Ordinarily a rather unnecessary affair, the third-place play-off at this year’s Copa América was not without drama but it wasn’t Argentina’s 2-1 victory over Chile that generated the headlines rather the red card shown to Lionel Messi that sparked controversy.
Early goals from Sergio Agüero and Paulo Dybala had put a sprightly Argentina in firm control against the ageing Chilean side, who had beaten them to the two previous Copa Américas, before card-happy Paraguayan referee Mario Diaz de Vivar sent off Lionel Messi and Gary Medel.
The pair have history since Medel gave Messi an unpunished boot in the chest during Chile’s 2015 triumph but nothing like that level of violence when the Argentina captain gave a slight shove chasing a loose ball prompting Medel to barge Messi with his chest. The look of shock on Messi’s face upon seeing the red card only compounded by the officials opting not to check the incident again with VAR.
For Medel, the pitbull who plies his trade on the edge of what a referee will deem excessive, it was a surprise but for Messi, whose only other career red card came on his Argentina debut 14 years prior, it was a decision that went far deeper.
Critical of the officiating after Argentina’s semi-final defeat to Brazil when two penalty claims were deemed unworthy of a VAR check, Messi felt this could have been personal and after La Albiceleste saw off Chile to collect third-place there was no sign of their captain.

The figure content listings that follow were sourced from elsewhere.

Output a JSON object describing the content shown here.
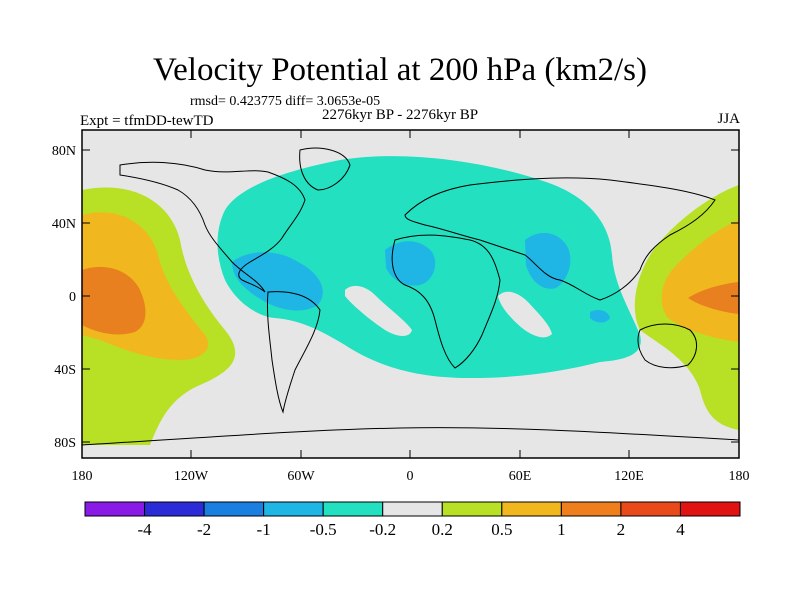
{
  "title": "Velocity Potential at 200 hPa (km2/s)",
  "stats": "rmsd= 0.423775 diff= 3.0653e-05",
  "experiment": "Expt = tfmDD-tewTD",
  "period": "2276kyr BP - 2276kyr BP",
  "season": "JJA",
  "map": {
    "lat_labels": [
      "80N",
      "40N",
      "0",
      "40S",
      "80S"
    ],
    "lon_labels": [
      "180",
      "120W",
      "60W",
      "0",
      "60E",
      "120E",
      "180"
    ]
  },
  "colorbar": {
    "labels": [
      "-4",
      "-2",
      "-1",
      "-0.5",
      "-0.2",
      "0.2",
      "0.5",
      "1",
      "2",
      "4"
    ],
    "colors": [
      "#8a1be6",
      "#2b2bd8",
      "#1a7fe0",
      "#1fb6e6",
      "#22e0c0",
      "#e6e6e6",
      "#b8e025",
      "#f0b81e",
      "#ef7f1c",
      "#e84a1a",
      "#e01212"
    ]
  },
  "shading_colors": {
    "land_coast": "#000000",
    "neutral": "#e6e6e6",
    "teal": "#22e0c0",
    "lightblue": "#1fb6e6",
    "yellowgreen": "#b8e025",
    "orange": "#f0b81e",
    "darkorange": "#e8801f"
  }
}
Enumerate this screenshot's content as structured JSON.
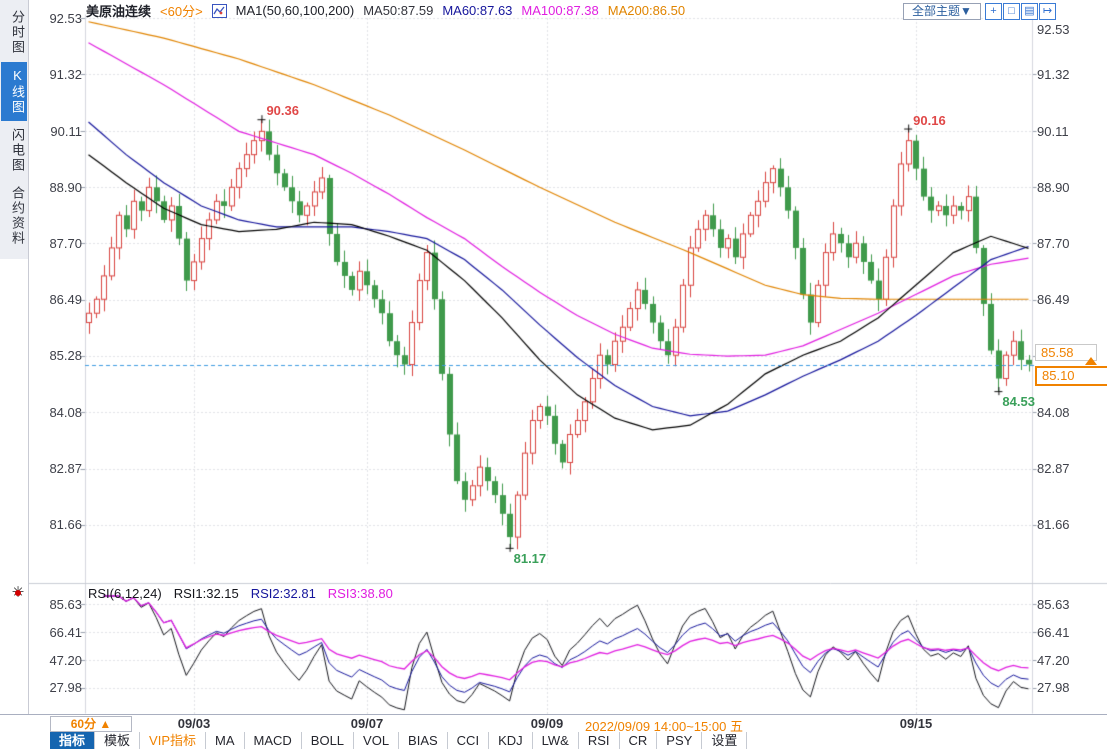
{
  "colors": {
    "accent_orange": "#f08200",
    "up_red": "#d8433f",
    "down_green": "#3f9a4b",
    "dashed_line_blue": "#3d9be0",
    "sidebar_active_blue": "#2b7ad0",
    "active_tab_blue": "#1565b0"
  },
  "sidebar": {
    "items": [
      {
        "label": "分时图",
        "active": false
      },
      {
        "label": "K线图",
        "active": true
      },
      {
        "label": "闪电图",
        "active": false
      },
      {
        "label": "合约资料",
        "active": false
      }
    ]
  },
  "header": {
    "symbol": "美原油连续",
    "period": "<60分>",
    "ma_param_label": "MA1(50,60,100,200)",
    "ma_values": [
      {
        "label": "MA50:87.59",
        "color": "#33343c"
      },
      {
        "label": "MA60:87.63",
        "color": "#16169c"
      },
      {
        "label": "MA100:87.38",
        "color": "#e01ee0"
      },
      {
        "label": "MA200:86.50",
        "color": "#e08400"
      }
    ],
    "theme_button_label": "全部主题▼",
    "tool_icons": [
      "crosshair-icon",
      "region-zoom-icon",
      "pan-chart-icon",
      "export-icon"
    ]
  },
  "price_axis": {
    "left_labels": [
      "92.53",
      "91.32",
      "90.11",
      "88.90",
      "87.70",
      "86.49",
      "85.28",
      "84.08",
      "82.87",
      "81.66"
    ],
    "right_labels": [
      "92.53",
      "91.32",
      "90.11",
      "88.90",
      "87.70",
      "86.49",
      "84.08",
      "82.87",
      "81.66"
    ],
    "tag_upper": "85.58",
    "tag_last": "85.10"
  },
  "rsi_panel": {
    "title": "RSI(6,12,24)",
    "values": [
      {
        "label": "RSI1:32.15"
      },
      {
        "label": "RSI2:32.81"
      },
      {
        "label": "RSI3:38.80"
      }
    ],
    "axis_labels": [
      "85.63",
      "66.41",
      "47.20",
      "27.98"
    ]
  },
  "status_bar": {
    "period_label": "60分 ▲",
    "date_labels": [
      "09/03",
      "09/07",
      "09/09",
      "09/15"
    ],
    "selected_range": "2022/09/09 14:00~15:00 五"
  },
  "tab_bar": {
    "tabs": [
      {
        "label": "指标"
      },
      {
        "label": "模板"
      },
      {
        "label": "VIP指标"
      },
      {
        "label": "MA"
      },
      {
        "label": "MACD"
      },
      {
        "label": "BOLL"
      },
      {
        "label": "VOL"
      },
      {
        "label": "BIAS"
      },
      {
        "label": "CCI"
      },
      {
        "label": "KDJ"
      },
      {
        "label": "LW&"
      },
      {
        "label": "RSI"
      },
      {
        "label": "CR"
      },
      {
        "label": "PSY"
      },
      {
        "label": "设置"
      }
    ]
  },
  "chart_data": {
    "type": "candlestick",
    "symbol": "美原油连续",
    "interval": "60分",
    "y_axis_values": [
      92.53,
      91.32,
      90.11,
      88.9,
      87.7,
      86.49,
      85.28,
      84.08,
      82.87,
      81.66
    ],
    "first_open": 86.0,
    "closes": [
      86.2,
      86.5,
      87.0,
      87.6,
      88.3,
      88.0,
      88.6,
      88.4,
      88.9,
      88.6,
      88.2,
      88.5,
      87.8,
      86.9,
      87.3,
      87.8,
      88.2,
      88.6,
      88.5,
      88.9,
      89.3,
      89.6,
      89.9,
      90.1,
      89.6,
      89.2,
      88.9,
      88.6,
      88.3,
      88.5,
      88.8,
      89.1,
      87.9,
      87.3,
      87.0,
      86.7,
      87.1,
      86.8,
      86.5,
      86.2,
      85.6,
      85.3,
      85.1,
      86.0,
      86.9,
      87.5,
      86.5,
      84.9,
      83.6,
      82.6,
      82.2,
      82.5,
      82.9,
      82.6,
      82.3,
      81.9,
      81.4,
      82.3,
      83.2,
      83.9,
      84.2,
      84.0,
      83.4,
      83.0,
      83.6,
      83.9,
      84.3,
      84.8,
      85.3,
      85.1,
      85.6,
      85.9,
      86.3,
      86.7,
      86.4,
      86.0,
      85.6,
      85.3,
      85.9,
      86.8,
      87.6,
      88.0,
      88.3,
      88.0,
      87.6,
      87.8,
      87.4,
      87.9,
      88.3,
      88.6,
      89.0,
      89.3,
      88.9,
      88.4,
      87.6,
      86.6,
      86.0,
      86.8,
      87.5,
      87.9,
      87.7,
      87.4,
      87.7,
      87.3,
      86.9,
      86.5,
      87.4,
      88.5,
      89.4,
      89.9,
      89.3,
      88.7,
      88.4,
      88.5,
      88.3,
      88.5,
      88.4,
      88.7,
      87.6,
      86.4,
      85.4,
      84.8,
      85.3,
      85.6,
      85.2,
      85.1
    ],
    "wick_overrides": {
      "23": {
        "high": 90.36
      },
      "42": {
        "low": 84.88
      },
      "56": {
        "low": 81.17
      },
      "109": {
        "high": 90.16
      },
      "121": {
        "low": 84.53
      }
    },
    "annotations": [
      {
        "text": "90.36",
        "index": 23,
        "price": 90.36,
        "side": "high",
        "color": "#e04848"
      },
      {
        "text": "90.16",
        "index": 109,
        "price": 90.16,
        "side": "high",
        "color": "#e04848"
      },
      {
        "text": "81.17",
        "index": 56,
        "price": 81.17,
        "side": "low",
        "color": "#3aa05a"
      },
      {
        "text": "84.53",
        "index": 121,
        "price": 84.53,
        "side": "low",
        "color": "#3aa05a"
      }
    ],
    "last_price": 85.1,
    "upper_tag_price": 85.58,
    "moving_averages": [
      {
        "name": "MA200",
        "value": 86.5,
        "color": "#e08400",
        "points": [
          [
            0,
            92.45
          ],
          [
            10,
            92.1
          ],
          [
            20,
            91.65
          ],
          [
            30,
            91.1
          ],
          [
            40,
            90.45
          ],
          [
            50,
            89.7
          ],
          [
            60,
            88.9
          ],
          [
            70,
            88.15
          ],
          [
            80,
            87.5
          ],
          [
            90,
            86.8
          ],
          [
            95,
            86.6
          ],
          [
            100,
            86.52
          ],
          [
            105,
            86.5
          ],
          [
            115,
            86.5
          ],
          [
            125,
            86.5
          ]
        ]
      },
      {
        "name": "MA100",
        "value": 87.38,
        "color": "#e01ee0",
        "points": [
          [
            0,
            92.0
          ],
          [
            5,
            91.55
          ],
          [
            10,
            91.1
          ],
          [
            15,
            90.6
          ],
          [
            20,
            90.1
          ],
          [
            25,
            89.85
          ],
          [
            30,
            89.6
          ],
          [
            35,
            89.2
          ],
          [
            40,
            88.75
          ],
          [
            45,
            88.25
          ],
          [
            50,
            87.8
          ],
          [
            55,
            87.2
          ],
          [
            60,
            86.65
          ],
          [
            65,
            86.15
          ],
          [
            70,
            85.75
          ],
          [
            75,
            85.45
          ],
          [
            80,
            85.32
          ],
          [
            85,
            85.28
          ],
          [
            90,
            85.3
          ],
          [
            95,
            85.5
          ],
          [
            100,
            85.85
          ],
          [
            105,
            86.2
          ],
          [
            110,
            86.6
          ],
          [
            115,
            87.0
          ],
          [
            120,
            87.25
          ],
          [
            125,
            87.38
          ]
        ]
      },
      {
        "name": "MA60",
        "value": 87.63,
        "color": "#16169c",
        "points": [
          [
            0,
            90.3
          ],
          [
            5,
            89.6
          ],
          [
            10,
            89.0
          ],
          [
            15,
            88.5
          ],
          [
            20,
            88.2
          ],
          [
            25,
            88.05
          ],
          [
            30,
            88.05
          ],
          [
            35,
            88.05
          ],
          [
            40,
            87.95
          ],
          [
            45,
            87.8
          ],
          [
            50,
            87.35
          ],
          [
            55,
            86.7
          ],
          [
            60,
            85.95
          ],
          [
            65,
            85.25
          ],
          [
            70,
            84.65
          ],
          [
            75,
            84.2
          ],
          [
            80,
            84.0
          ],
          [
            85,
            84.1
          ],
          [
            90,
            84.45
          ],
          [
            95,
            84.85
          ],
          [
            100,
            85.2
          ],
          [
            105,
            85.6
          ],
          [
            110,
            86.15
          ],
          [
            115,
            86.75
          ],
          [
            120,
            87.35
          ],
          [
            125,
            87.63
          ]
        ]
      },
      {
        "name": "MA50",
        "value": 87.59,
        "color": "#000000",
        "points": [
          [
            0,
            89.6
          ],
          [
            5,
            89.0
          ],
          [
            10,
            88.45
          ],
          [
            15,
            88.1
          ],
          [
            20,
            87.95
          ],
          [
            25,
            88.0
          ],
          [
            30,
            88.15
          ],
          [
            35,
            88.1
          ],
          [
            40,
            87.85
          ],
          [
            45,
            87.55
          ],
          [
            50,
            86.9
          ],
          [
            55,
            86.1
          ],
          [
            60,
            85.2
          ],
          [
            65,
            84.45
          ],
          [
            70,
            83.95
          ],
          [
            75,
            83.7
          ],
          [
            80,
            83.8
          ],
          [
            85,
            84.25
          ],
          [
            90,
            84.9
          ],
          [
            95,
            85.3
          ],
          [
            100,
            85.6
          ],
          [
            105,
            86.1
          ],
          [
            110,
            86.8
          ],
          [
            115,
            87.5
          ],
          [
            120,
            87.85
          ],
          [
            125,
            87.59
          ]
        ]
      }
    ],
    "rsi": {
      "params": [
        6,
        12,
        24
      ],
      "last_values": [
        32.15,
        32.81,
        38.8
      ],
      "colors": [
        "#15161c",
        "#16169c",
        "#e01ee0"
      ],
      "axis_values": [
        85.63,
        66.41,
        47.2,
        27.98
      ]
    },
    "x_gridlines": [
      {
        "index": 14,
        "label": "09/03"
      },
      {
        "index": 37,
        "label": "09/07"
      },
      {
        "index": 61,
        "label": "09/09"
      },
      {
        "index": 110,
        "label": "09/15"
      }
    ]
  }
}
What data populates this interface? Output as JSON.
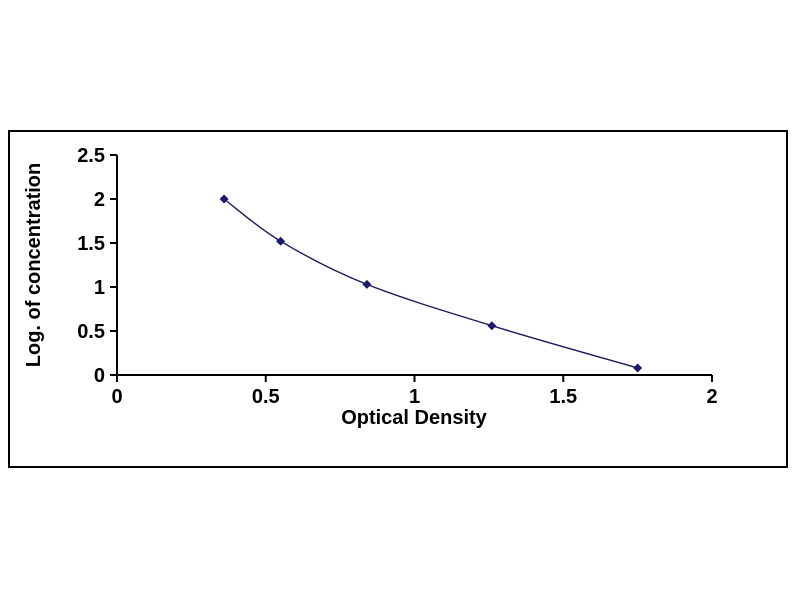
{
  "chart_data": {
    "type": "line",
    "title": "",
    "xlabel": "Optical Density",
    "ylabel": "Log. of concentration",
    "x": [
      0.36,
      0.55,
      0.84,
      1.26,
      1.75
    ],
    "y": [
      2.0,
      1.52,
      1.03,
      0.56,
      0.08
    ],
    "xticks": [
      0,
      0.5,
      1,
      1.5,
      2
    ],
    "yticks": [
      0,
      0.5,
      1,
      1.5,
      2,
      2.5
    ],
    "xlim": [
      0,
      2
    ],
    "ylim": [
      0,
      2.5
    ],
    "marker": "diamond",
    "grid": false,
    "legend": "none",
    "axis_color": "#000000",
    "line_color": "#1a1a5e",
    "marker_color": "#1a1a6e",
    "frame_color": "#000000",
    "background_color": "#ffffff"
  }
}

“I didn’t go because of a bit of everything. I think that we shouldn’t form part of this corruption, for the lack of respect they’ve shown us in this tournament,” an irate Messi told the press.
“We leave with the feeling that we could have done more, that against Brazil and today [against Chile] have been our two best games.”
Facing a suspension for the next CONMEBOL dates and casting doubt over whether Peru stand any chance against Brazil with the odds so stacked in their favour, South America’s governing body responded to Messi in no uncertain terms.
“In football, sometimes you win and sometimes you lose and a fundamental pillar of fair play is accepting the result with loyalty and respect,” a statement read.
“The same goes for refereeing decisions, they are human and can always improve. It’s unacceptable that from roots of the competition, where 12 teams compete in equal conditions, there have been unfounded accusations made that are untrue and put the integrity of the Copa America in question.
“[These accusations] represent a lack of respect to the competition, to the footballers taking part, and to the hundreds of CONMEBOL professionals who have worked since 2016 to make our organisation transparent and professional and to develop South American football.”
The standard of officiating at the Copa América and the confusing use of VAR leaves a bitter taste but after a dreadful start to the tournament, Argentina have managed to take positives. The sense of injustice provides context to La Albiceleste’s extended trophy drought and in the performances against Brazil and Chile there were shoots of fresh optimism.
Sergio Agüero’s partnership with Lautaro Martínez during the Copa has been one such reason but with the Inter youngster suspended Paulo Dybala got his chance and in tandem with captain Messi, the three shone.
Messi’s quick free-kick after 12 minutes released the alert Agüero and the Manchester City striker rounded Gabriel Arias to put Argentina in front before Giovani Lo Celso, another who promises to be a central part of La Albiceleste’s future, slipped in Dybala to leave the Chilean defence in his wake and dink the ball over the the onrushing goalkeeper.
Two-nil up with barely 20 minutes on the clock against the side Argentina couldn’t find a way past in two previous Copa América finals provided reason for cheer and when the previously incompatible Messi and Dybala combined for what was almost a spectacular third, the Juventus forward volleying narrowly wide, it looked like a rout was possible.
However, amid a flurry of fouls which Mario Diaz de Vivar couldn’t control the game’s major talking point came eight minutes before the half time whistle.
Ten against ten Argentina remained the better side for the most part but when Diaz de Vivar awarded a penalty to Chile just before the hour mark after rewatching a Lo Celso hack with the VAR not only did it further antagonise Lionel Scaloni’s it handed Chile a lifeline.
Arturo Vidal smashed the ball past Franco Armani and although Scaloni substituting Dybala, Agüero and Lo Celso seemed to invite further pressure, Argentina held on for the win.
A positive way for Argentina to end the tournament but still only the beginning of a long rebuilding process. Scaloni will remain in charge until the end of the year with several key friendlies before the start of CONMEBOL’s long World Cup qualification process. That could begin without Messi due to suspension and may yet be under new management so the future remains uncertain.